Devo antes de tudo tornar claro que o Brasil e o governo brasileiro não podem ser avaliados segundo as normas que se aplicam aos Estados e aos governos europeus, É certo que, de um lado, a intriga e, de outro, a amizade, desempenham aqui um papel muito maior do que na Europa. Todo brasileiro, como de resto todo estrangeiro, que deseja sucesso nos negócios no Brasil procura fazer amigos para que estes sirvam a seus interesses. Quem não tem amigos perde sua influência e não consegue nada. Um ministro brasileiro estará, por exemplo, inclinado a satisfazer um diplomata estrangeiro que lhe agrada, mesmo que agindo assim ele não esteja servindo aos interesses do seu país. Contudo, de outro lado, será indiferente para ele negligenciar os interesses políticos de seu país ou os interesses econômicos de certos meios comerciais brasileiros, se com isso ele paralisa os esforços de um diplomata de quem ele não gosta.

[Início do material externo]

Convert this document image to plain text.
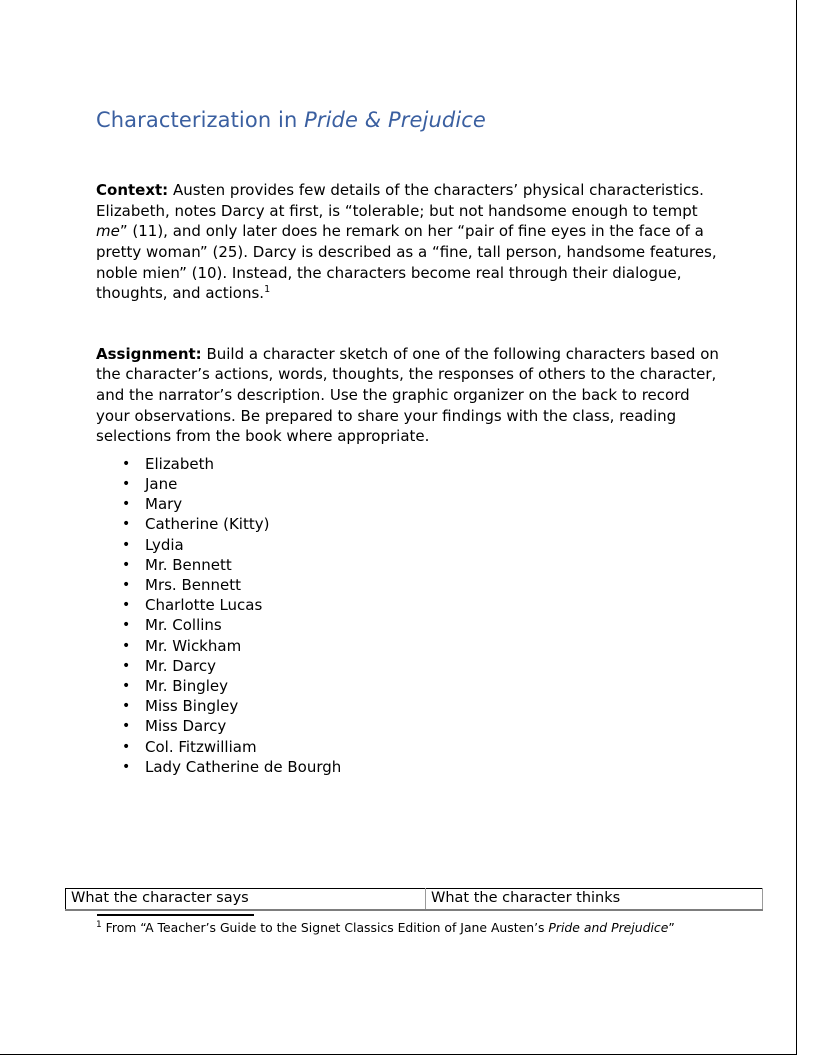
Characterization in Pride & Prejudice

Context: Austen provides few details of the characters’ physical characteristics. Elizabeth, notes Darcy at first, is “tolerable; but not handsome enough to tempt me” (11), and only later does he remark on her “pair of fine eyes in the face of a pretty woman” (25). Darcy is described as a “fine, tall person, handsome features, noble mien” (10). Instead, the characters become real through their dialogue, thoughts, and actions.$^1$

Assignment: Build a character sketch of one of the following characters based on the character’s actions, words, thoughts, the responses of others to the character, and the narrator’s description. Use the graphic organizer on the back to record your observations. Be prepared to share your findings with the class, reading selections from the book where appropriate.

• Elizabeth
• Jane
• Mary
• Catherine (Kitty)
• Lydia
• Mr. Bennett
• Mrs. Bennett
• Charlotte Lucas
• Mr. Collins
• Mr. Wickham
• Mr. Darcy
• Mr. Bingley
• Miss Bingley
• Miss Darcy
• Col. Fitzwilliam
• Lady Catherine de Bourgh
What the character says	What the character thinks

$^1$ From “A Teacher’s Guide to the Signet Classics Edition of Jane Austen’s Pride and Prejudice”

Posso perfeitamente imaginar, por exemplo, que em nosso caso ministros brasileiros criem, de vários modos, obstáculos para a exportação do algodão para a Alemanha, mesmo com o risco de prejudicar os interesses dos produtores brasileiros, a partir do momento em que se trata de causar dissabores a uma missão diplomática ou a um governo alemão que não lhes agrada. Compreendendo essa situação, esforcei-me para criar com o Ministério das Relações Exteriores um ambiente que torne possível a discussão mesmo de questões desagradáveis.